Il m’inspirait une certaine sympathie à cause de sa situation délicate, mais
aussi du dégoût pour sa complaisance à s’y soumettre. J’étais certain désormais
de ne guère apprécier sa jeune femme et ne songeais plus qu’à m’en débarrasser
rapidement. Aussi revins-je rapidement sur la raison de ma venue.
    — Je vous implore, ma dame, de pardonner mon
insistance au sujet de cette esclave, mais je cherche à mettre un terme à une
injustice qui n’a que trop duré. Je suis venu solliciter de Dame Chao
l’autorisation de laisser son esclave Mar-Janah se marier.

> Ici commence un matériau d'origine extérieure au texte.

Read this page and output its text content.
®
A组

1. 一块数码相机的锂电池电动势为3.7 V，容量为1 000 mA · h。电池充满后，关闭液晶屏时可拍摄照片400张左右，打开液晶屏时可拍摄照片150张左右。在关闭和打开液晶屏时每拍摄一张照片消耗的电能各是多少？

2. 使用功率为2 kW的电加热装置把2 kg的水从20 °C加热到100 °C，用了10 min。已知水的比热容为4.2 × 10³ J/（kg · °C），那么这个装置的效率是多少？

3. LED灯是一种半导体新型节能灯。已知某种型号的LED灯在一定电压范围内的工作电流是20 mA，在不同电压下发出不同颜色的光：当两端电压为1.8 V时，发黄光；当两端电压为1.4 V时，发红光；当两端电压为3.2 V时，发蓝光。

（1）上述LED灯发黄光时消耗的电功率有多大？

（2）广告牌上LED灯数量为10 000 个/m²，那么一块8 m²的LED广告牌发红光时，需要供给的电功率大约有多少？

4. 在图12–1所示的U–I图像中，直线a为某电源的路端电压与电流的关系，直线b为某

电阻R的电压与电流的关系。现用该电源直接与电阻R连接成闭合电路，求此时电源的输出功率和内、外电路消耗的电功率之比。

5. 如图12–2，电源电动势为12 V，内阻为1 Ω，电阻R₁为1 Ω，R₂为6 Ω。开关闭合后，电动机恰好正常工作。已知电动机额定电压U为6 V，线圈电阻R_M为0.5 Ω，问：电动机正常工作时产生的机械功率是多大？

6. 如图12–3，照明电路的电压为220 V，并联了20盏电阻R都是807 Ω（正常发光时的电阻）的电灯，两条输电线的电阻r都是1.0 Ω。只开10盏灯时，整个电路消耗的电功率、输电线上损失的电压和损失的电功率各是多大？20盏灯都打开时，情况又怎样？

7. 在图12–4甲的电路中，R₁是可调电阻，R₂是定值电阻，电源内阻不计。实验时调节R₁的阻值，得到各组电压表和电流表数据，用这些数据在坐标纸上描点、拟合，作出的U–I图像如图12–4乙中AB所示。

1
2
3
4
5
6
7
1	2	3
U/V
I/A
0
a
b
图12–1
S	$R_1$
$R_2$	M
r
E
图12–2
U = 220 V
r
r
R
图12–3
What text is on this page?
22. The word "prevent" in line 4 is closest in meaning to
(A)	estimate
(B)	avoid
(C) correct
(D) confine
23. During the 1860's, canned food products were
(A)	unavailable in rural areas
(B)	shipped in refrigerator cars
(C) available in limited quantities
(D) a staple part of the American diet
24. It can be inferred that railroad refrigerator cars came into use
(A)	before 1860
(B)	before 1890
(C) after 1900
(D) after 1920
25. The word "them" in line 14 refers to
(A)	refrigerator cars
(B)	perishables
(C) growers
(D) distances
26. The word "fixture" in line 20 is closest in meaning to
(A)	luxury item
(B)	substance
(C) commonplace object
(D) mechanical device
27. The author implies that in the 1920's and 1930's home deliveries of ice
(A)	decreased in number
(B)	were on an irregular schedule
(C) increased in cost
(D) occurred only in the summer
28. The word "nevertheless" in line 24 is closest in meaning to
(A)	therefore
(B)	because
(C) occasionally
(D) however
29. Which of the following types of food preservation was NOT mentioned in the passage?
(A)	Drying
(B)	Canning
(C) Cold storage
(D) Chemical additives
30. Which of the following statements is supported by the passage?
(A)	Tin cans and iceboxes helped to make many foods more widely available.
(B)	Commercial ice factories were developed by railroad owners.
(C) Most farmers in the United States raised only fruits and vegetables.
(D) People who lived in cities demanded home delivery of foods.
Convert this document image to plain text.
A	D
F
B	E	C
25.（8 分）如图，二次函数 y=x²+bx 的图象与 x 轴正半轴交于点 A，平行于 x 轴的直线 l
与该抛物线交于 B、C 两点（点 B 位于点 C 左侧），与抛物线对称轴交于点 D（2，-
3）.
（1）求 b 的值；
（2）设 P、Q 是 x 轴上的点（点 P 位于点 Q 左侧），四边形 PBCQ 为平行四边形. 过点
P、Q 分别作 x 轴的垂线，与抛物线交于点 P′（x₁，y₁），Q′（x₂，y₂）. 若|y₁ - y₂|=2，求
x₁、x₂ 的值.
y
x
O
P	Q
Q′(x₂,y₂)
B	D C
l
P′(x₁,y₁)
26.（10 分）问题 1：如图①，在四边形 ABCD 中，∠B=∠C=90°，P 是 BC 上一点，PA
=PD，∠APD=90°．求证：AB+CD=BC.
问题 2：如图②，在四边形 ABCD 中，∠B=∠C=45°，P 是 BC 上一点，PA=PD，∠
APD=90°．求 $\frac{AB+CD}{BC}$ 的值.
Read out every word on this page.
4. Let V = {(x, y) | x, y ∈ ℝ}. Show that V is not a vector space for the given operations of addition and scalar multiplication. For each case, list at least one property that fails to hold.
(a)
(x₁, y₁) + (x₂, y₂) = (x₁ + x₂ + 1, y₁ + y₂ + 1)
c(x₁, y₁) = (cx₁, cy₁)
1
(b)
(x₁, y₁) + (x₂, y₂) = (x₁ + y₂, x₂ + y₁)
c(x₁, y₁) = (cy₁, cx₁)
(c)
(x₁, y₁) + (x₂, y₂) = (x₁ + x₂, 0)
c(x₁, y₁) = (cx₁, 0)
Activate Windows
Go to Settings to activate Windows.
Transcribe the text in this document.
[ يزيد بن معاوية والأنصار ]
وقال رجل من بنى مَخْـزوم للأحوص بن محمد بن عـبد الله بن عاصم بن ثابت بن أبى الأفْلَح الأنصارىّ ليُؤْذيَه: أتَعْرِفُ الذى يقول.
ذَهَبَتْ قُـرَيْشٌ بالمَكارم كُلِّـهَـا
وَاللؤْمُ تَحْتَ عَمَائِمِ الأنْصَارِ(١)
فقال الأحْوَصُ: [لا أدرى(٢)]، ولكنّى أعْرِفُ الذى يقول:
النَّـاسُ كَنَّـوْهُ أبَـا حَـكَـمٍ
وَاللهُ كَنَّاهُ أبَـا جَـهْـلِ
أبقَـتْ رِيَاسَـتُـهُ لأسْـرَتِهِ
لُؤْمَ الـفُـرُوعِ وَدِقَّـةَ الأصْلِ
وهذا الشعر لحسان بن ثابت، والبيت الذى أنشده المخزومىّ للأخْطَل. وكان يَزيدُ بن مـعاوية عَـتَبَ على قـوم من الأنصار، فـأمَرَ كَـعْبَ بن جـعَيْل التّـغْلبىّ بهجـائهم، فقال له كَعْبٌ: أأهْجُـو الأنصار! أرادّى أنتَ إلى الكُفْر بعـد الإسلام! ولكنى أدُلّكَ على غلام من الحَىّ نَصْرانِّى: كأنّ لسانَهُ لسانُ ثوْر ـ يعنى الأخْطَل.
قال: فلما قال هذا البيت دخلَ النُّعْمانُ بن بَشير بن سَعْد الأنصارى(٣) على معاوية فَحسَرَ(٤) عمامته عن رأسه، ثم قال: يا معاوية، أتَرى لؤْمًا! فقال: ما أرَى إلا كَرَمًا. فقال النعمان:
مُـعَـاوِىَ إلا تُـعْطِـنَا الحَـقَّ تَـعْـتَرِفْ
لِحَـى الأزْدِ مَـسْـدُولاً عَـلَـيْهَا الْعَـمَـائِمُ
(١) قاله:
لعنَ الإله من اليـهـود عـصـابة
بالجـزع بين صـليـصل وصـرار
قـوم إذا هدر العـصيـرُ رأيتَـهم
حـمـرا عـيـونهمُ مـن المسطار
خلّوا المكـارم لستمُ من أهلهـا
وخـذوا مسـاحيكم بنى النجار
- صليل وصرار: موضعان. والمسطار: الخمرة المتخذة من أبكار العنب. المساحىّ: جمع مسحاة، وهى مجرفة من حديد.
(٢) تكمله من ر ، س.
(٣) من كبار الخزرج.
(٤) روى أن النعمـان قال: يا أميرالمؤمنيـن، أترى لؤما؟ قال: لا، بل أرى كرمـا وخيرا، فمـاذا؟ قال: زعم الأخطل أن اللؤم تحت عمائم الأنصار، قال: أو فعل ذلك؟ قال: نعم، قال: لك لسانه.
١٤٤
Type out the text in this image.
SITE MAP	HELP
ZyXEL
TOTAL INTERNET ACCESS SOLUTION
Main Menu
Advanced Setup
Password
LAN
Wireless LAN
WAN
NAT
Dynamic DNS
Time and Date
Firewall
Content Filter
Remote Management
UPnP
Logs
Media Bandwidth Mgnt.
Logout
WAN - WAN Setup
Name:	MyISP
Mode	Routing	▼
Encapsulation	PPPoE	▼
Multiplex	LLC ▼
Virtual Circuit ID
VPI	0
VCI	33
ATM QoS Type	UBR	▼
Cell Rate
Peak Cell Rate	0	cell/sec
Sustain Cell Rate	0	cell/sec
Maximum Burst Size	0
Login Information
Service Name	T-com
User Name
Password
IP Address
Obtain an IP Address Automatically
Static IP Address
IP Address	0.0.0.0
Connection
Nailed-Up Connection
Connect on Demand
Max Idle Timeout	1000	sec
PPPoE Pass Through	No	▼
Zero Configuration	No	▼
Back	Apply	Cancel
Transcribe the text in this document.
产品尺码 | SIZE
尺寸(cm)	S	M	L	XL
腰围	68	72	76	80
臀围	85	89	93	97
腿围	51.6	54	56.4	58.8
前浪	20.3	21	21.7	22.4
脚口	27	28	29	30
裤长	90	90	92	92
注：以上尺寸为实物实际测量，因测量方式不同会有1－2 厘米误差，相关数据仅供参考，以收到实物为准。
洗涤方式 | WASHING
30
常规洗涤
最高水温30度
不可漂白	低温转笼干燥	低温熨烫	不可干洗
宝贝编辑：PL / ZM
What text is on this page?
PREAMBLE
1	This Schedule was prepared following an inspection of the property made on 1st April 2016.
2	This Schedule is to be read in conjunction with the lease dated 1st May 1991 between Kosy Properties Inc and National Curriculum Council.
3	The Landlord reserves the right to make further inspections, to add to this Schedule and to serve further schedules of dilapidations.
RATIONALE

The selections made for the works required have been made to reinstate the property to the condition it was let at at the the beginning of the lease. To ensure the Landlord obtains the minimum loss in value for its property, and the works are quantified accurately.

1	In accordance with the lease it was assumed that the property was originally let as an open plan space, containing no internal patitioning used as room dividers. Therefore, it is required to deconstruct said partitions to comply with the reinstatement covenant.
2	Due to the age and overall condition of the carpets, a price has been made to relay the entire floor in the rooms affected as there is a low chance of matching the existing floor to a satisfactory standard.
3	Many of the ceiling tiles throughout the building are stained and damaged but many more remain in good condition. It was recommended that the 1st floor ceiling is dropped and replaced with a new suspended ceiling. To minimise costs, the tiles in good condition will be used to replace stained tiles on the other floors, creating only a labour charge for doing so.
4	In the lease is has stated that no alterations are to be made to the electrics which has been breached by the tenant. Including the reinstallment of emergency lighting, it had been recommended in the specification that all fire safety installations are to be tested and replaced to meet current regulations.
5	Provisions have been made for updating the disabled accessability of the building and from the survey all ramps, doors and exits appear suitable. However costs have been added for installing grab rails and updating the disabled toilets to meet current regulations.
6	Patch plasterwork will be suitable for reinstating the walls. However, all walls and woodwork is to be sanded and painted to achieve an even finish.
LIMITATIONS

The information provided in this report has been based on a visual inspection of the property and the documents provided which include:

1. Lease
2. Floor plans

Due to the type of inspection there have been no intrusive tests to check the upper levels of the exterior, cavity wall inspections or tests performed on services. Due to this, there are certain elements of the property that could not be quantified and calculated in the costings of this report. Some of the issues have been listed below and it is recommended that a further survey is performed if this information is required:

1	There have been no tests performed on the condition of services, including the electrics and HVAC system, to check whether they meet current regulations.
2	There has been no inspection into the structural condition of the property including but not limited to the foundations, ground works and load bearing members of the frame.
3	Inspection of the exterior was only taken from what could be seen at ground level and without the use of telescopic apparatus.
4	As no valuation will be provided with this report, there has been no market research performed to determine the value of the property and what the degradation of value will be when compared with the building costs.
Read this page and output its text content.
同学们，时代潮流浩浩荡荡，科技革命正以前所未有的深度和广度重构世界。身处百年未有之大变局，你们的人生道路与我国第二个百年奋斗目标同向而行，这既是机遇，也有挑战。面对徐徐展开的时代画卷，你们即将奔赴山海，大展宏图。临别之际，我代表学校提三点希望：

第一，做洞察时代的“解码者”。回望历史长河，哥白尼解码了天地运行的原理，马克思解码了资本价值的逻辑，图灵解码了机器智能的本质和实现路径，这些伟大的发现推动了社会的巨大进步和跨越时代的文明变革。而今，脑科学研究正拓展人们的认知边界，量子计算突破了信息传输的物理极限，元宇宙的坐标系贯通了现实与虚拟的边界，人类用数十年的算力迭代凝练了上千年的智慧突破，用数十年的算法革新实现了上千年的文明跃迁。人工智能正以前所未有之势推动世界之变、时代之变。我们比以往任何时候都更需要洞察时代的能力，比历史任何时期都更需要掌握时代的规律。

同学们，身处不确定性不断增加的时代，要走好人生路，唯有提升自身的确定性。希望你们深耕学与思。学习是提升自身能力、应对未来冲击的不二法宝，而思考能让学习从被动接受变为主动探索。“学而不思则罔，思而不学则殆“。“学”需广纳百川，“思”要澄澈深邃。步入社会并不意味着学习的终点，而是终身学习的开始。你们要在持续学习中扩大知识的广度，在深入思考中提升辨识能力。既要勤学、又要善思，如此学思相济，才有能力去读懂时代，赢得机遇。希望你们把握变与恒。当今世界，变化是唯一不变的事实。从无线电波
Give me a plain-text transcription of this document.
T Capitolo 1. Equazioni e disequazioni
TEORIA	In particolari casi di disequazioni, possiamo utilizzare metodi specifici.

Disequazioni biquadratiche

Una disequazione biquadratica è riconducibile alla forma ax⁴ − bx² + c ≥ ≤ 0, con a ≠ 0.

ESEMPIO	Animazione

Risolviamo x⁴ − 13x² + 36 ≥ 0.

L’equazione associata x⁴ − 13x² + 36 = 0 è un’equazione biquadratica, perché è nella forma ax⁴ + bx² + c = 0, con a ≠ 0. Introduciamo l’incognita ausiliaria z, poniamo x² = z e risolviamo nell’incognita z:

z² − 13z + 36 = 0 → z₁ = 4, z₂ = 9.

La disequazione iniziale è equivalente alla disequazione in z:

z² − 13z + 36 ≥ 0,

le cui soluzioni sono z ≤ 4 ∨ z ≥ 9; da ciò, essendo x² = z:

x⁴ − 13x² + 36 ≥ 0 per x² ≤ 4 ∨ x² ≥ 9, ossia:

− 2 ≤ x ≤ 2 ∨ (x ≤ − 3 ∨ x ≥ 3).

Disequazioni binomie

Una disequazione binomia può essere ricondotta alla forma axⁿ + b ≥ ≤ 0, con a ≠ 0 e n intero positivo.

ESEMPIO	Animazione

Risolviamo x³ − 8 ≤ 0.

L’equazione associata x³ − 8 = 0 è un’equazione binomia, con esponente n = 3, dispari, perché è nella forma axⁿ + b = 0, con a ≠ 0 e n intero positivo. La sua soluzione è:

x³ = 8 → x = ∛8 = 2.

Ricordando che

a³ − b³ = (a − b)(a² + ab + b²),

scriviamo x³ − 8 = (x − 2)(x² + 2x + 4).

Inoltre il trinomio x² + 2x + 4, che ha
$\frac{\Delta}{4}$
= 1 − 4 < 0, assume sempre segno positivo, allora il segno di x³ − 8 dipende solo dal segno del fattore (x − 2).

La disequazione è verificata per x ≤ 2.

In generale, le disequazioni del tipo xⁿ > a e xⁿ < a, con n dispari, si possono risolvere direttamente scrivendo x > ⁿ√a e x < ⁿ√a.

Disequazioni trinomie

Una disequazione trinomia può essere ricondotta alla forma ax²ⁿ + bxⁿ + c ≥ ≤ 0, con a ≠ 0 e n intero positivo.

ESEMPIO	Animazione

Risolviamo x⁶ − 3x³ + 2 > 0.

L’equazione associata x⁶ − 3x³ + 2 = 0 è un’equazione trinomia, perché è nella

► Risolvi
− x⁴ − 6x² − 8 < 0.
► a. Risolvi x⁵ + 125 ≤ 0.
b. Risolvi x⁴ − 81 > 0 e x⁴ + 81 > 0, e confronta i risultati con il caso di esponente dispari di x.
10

    — Aiya ! s’exclama-t-elle
derechef, cette fois à voix stridente. Cette putain sur le retour est donc
enceinte !
    — Non, non, pas du tout.
    Sans m’écouter, elle continua, tandis que ses sourcils
inexistants frémissaient de furieuses contractions :
    — Enfin, cette situation ne vous engage
aucunement ! Nul homme n’est obligé d’épouser une esclave sous prétexte
qu’il l’aurait mise enceinte.
    — Il ne s’agit pas de cela !
    — Pas besoin d’en faire une montagne : on
peut facilement régler le problème. Je vais l’appeler et lui donner un bon coup
dans le ventre. Oubliez l’incident.
    — Je n’ai aucune intention de...
    — Mais dites donc, je n’en reviens pas. (Elle
passa une petite langue rouge sur ses lèvres fines.) Les médecins avaient tous
déclaré que cette femme était stérile. Vous devez être d’une puissance
exceptionnelle...
    — Dame Chao, cette femme n’est pas enceinte,
et je ne suis pas celui qui doit l’épouser !
    — Quoi ?
    Pour la première fois, son visage s’était vidé de
toute expression.
    — Il s’agit d’un de mes esclaves, qui est tombé
amoureux il y a fort longtemps de votre Mar-Janah. Je sollicite votre
permission de les laisser se marier et vivre ensemble.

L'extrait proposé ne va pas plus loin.